Pour first three ingredients into a cocktail shaker with ice and shake well. Squeeze in lime juice, stir once, then strain into a chilled Cosmopolitan glass.

to make the fresh cranberry-ginger juice: It may be tempting to use commercial cranberry juice — and you could — but don’t. You’ll be glad you did this. Take 1/2 cup fresh cranberries and a couple of 1/2-inch slices of fresh ginger and put them in a small saucepan with enough water to cover and 1/2 cup of sugar. Bring to a simmer over low heat and let simmer for 30 minutes. Remove from the heat and let cool, then pour into a blender with 3/4 cup of water. Blend on high until completely liquified, then strain out the solids — you may need to strain twice to get a nice clear liquid. Can be refrigerated for up to two weeks.

 

 

The Garden Tipple: Sugarbaby Daiquiri

Sugarbaby Daiquiri

We’re parched, Boozers. Gardening is hard work, and we’ve done enough tilling, weeding, watering, and harvesting in the height of summer to last a lifetime — and it’s not even August. The air-conditioned comfort of the grocery store’s produce section begins to look mighty good when you’re covered in sweat and compost while you battle aphids and whatever just chewed up half your tomatoes during the night. But then the sugarbabies arrived and things started to look up.

A Sugar Baby is a common variety of miniature watermelon, often found in farmers markets and grocery stores under the moniker “personal watermelon”. They are small, and sweet, and utterly hydrating on a hot summer day, especially when rum is involved. We don’t usually go in for frozen drinks, and we generally like our daiquiris Hemingway-style, but sometimes an adult slurpee is really the only way to go when the mercury is on the rise. Slurp it up and drink it down.

Sugarbaby Daiquiri

Most frozen drinks are made with ice cubes, but we turn our noses up at that when we have watermelon available. As you might imagine, watermelon is mostly water and so, when cut into cubes, they freeze perfectly. They also freeze fairly quickly, so you’ll be ready to whip up your daiquiris within a couple of hours of freezing.

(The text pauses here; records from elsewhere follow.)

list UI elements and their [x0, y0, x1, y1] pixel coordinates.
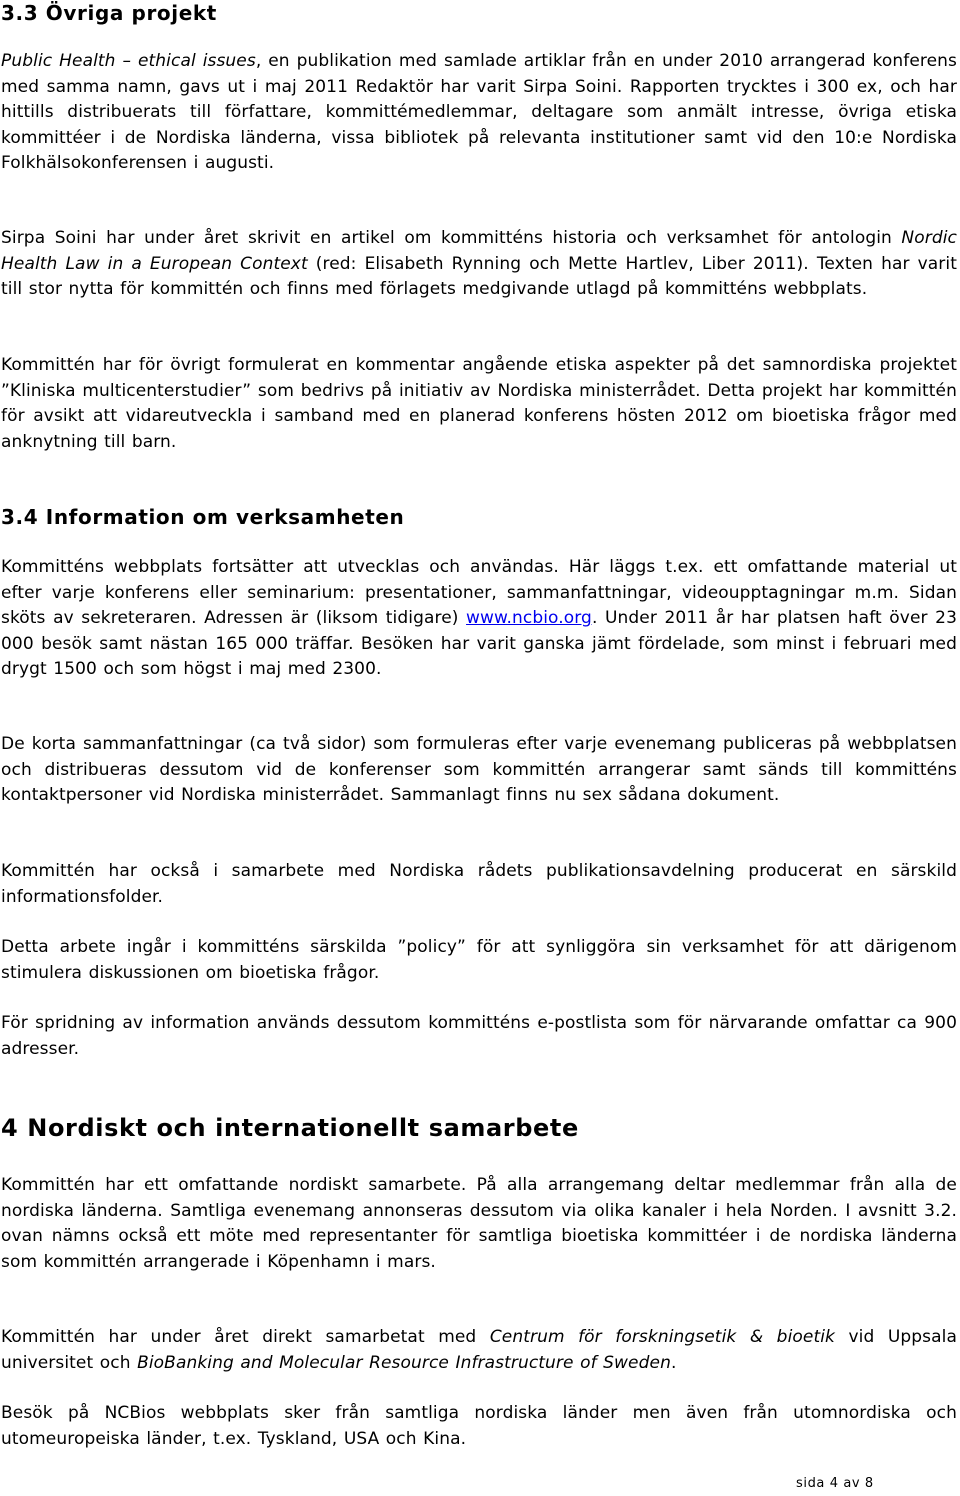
paragraph-comment: Kommittén har för övrigt formulerat en kommentar angående etiska aspekter på det samnordiska projektet ”Kliniska multicenterstudier” som bedrivs på initiativ av Nordiska ministerrådet. Detta projekt har kommittén för avsikt att vidareutveckla i samband med en planerad konferens hösten 2012 om bioetiska frågor med anknytning till barn.: [1, 355, 957, 452]
paragraph-visitors: Besök på NCBios webbplats sker från samtliga nordiska länder men även från utomnordiska och utomeuropeiska länder, t.ex. Tyskland, USA och Kina.: [1, 1403, 957, 1449]
paragraph-mailing-list: För spridning av information används dessutom kommitténs e-postlista som för närvarande omfattar ca 900 adresser.: [1, 1013, 957, 1059]
paragraph-collaboration: Kommittén har under året direkt samarbetat med Centrum för forskningsetik & bioetik vid Uppsala universitet och BioBanking and Molecular Resource Infrastructure of Sweden.: [1, 1327, 957, 1373]
section-heading-3-3: 3.3 Övriga projekt: [1, 1, 217, 25]
institution-title-biobanking: BioBanking and Molecular Resource Infrastructure of Sweden: [137, 1352, 671, 1373]
paragraph-nordic-cooperation: Kommittén har ett omfattande nordiskt samarbete. På alla arrangemang deltar medlemmar från alla de nordiska länderna. Samtliga evenemang annonseras dessutom via olika kanaler i hela Norden. I avsnitt 3.2. ovan nämns också ett möte med representanter för samtliga bioetiska kommittéer i de nordiska länderna som kommittén arrangerade i Köpenhamn i mars.: [1, 1175, 957, 1272]
website-link[interactable]: www.ncbio.org: [466, 608, 592, 629]
chapter-heading-4: 4 Nordiskt och internationellt samarbete: [1, 1114, 579, 1142]
anthology-title: Nordic Health Law in a European Context: [1, 228, 957, 274]
paragraph-summaries: De korta sammanfattningar (ca två sidor) som formuleras efter varje evenemang publiceras på webbplatsen och distribueras dessutom vid de konferenser som kommittén arrangerar samt sänds till kommitténs kontaktpersoner vid Nordiska ministerrådet. Sammanlagt finns nu sex sådana dokument.: [1, 734, 957, 806]
publication-title: Public Health – ethical issues: [1, 51, 256, 71]
paragraph-folder: Kommittén har också i samarbete med Nordiska rådets publikationsavdelning producerat en särskild informationsfolder.: [1, 861, 957, 907]
institution-title-uppsala: Centrum för forskningsetik & bioetik: [489, 1327, 835, 1347]
section-heading-3-4: 3.4 Information om verksamheten: [1, 505, 405, 529]
paragraph-anthology: Sirpa Soini har under året skrivit en artikel om kommitténs historia och verksamhet för antologin Nordic Health Law in a European Context (red: Elisabeth Rynning och Mette Hartlev, Liber 2011). Texten har varit till stor nytta för kommittén och finns med förlagets medgivande utlagd på kommitténs webbplats.: [1, 228, 957, 300]
paragraph-public-health: Public Health – ethical issues, en publikation med samlade artiklar från en under 2010 arrangerad konferens med samma namn, gavs ut i maj 2011 Redaktör har varit Sirpa Soini. Rapporten trycktes i 300 ex, och har hittills distribuerats till författare, kommittémedlemmar, deltagare som anmält intresse, övriga etiska kommittéer i de Nordiska länderna, vissa bibliotek på relevanta institutioner samt vid den 10:e Nordiska Folkhälsokonferensen i augusti.: [1, 51, 957, 174]
paragraph-policy: Detta arbete ingår i kommitténs särskilda ”policy” för att synliggöra sin verksamhet för att därigenom stimulera diskussionen om bioetiska frågor.: [1, 937, 957, 983]
paragraph-website: Kommitténs webbplats fortsätter att utvecklas och användas. Här läggs t.ex. ett omfattande material ut efter varje konferens eller seminarium: presentationer, sammanfattningar, videoupptagningar m.m. Sidan sköts av sekreteraren. Adressen är (liksom tidigare) www.ncbio.org. Under 2011 år har platsen haft över 23 000 besök samt nästan 165 000 träffar. Besöken har varit ganska jämt fördelade, som minst i februari med drygt 1500 och som högst i maj med 2300.: [1, 557, 957, 680]
page-number: sida 4 av 8: [796, 1476, 874, 1491]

One Sugar Baby watermelon, preferably seedless, cut into chunks

2 ounces rum, preferably a lighter variety such as silver or gold (we used Mount Gay this time)

1 ounce hibiscus liqueur (we used Don Ciccio & Figli; if you don’t have that available to you, use St. Germain elderflower liqueur to add a floral note, or even Maraschino liqueur, which is generally used in traditional daiquiris)

1 fresh lime

Place the watermelon chunks into a plastic Ziploc bag and freeze until solid, about an hour or two. To make a good-sized daiquiri, place one cup of frozen watermelon chunks in a blender with the rum, liqueur, and the juice of half a lime. Blend on high for a few seconds — it won’t take long to break down the cubes and you want them to maintain a perfectly drinkable frozen purée. Serve immediately.